Investigators, frustrated with the blue wall of silence that would surround this case, turned to the Irish-American cop from South Boston to help solve the crime.

"I believe he’s a scapegoat who was targeted and convicted because he’s from South Boston," said state Senator Stephen Lynch after Conley’s sentencing in 1998.

Sign up to The Irish Echo Newsletter

In December 1998, three officers, two black and one white, were found liable by a federal civil jury for the beating of Cox and a related offense. Conley was found not liable for any offense by that same jury, and yet he remains the only person ever criminally charged in the Cox case.

In granting Conley a new trial last June, Judge Keeton cited numerous "conflicts and contradictions in the record as a whole," as well as "newly discovered evidence" that came out at the civil trial. Keeton concluded that "it is in the interests of justice that a new trial be allowed."

But in its ruling last week, the appeals court said that Keeton applied an incorrect legal standard in considering Conley’s motion for a new trial and that prosecutors could not be blamed for withholding evidence that came to light only after Conley’s trial.

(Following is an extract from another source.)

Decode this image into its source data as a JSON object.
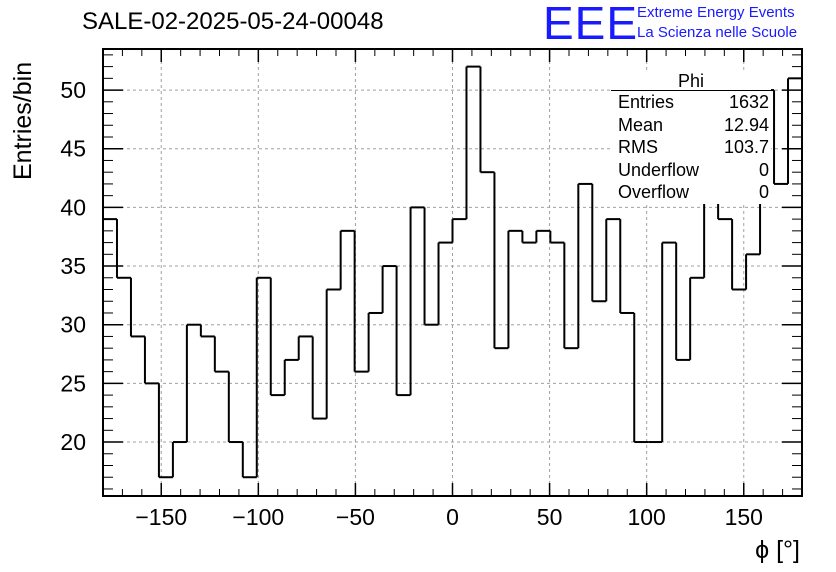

Conley’s friends and supporters, along with editorial boards of the Boston Globe and Boston Herald, expressed hope last year that the ongoing prosecution of Conley would end with Keeton’s ruling.

And in a stinging rebuke of the process earlier this week, the Boston Globe said: "This case has been a mockery of justice from the first blow struck against Cox on Jan. 25, 1995 to last Friday’s rejection of Conley’s bid for a new trial . . . "

Conley, who is described by family members as "shocked and devastated" by the appeals court ruling, huddled with his lawyer, Willie Davis, Monday evening to consider options available to him.

"At this point we haven’t ruled anything out, but it’s fair to say that the decision was a major disappointment for all of us," Davis said.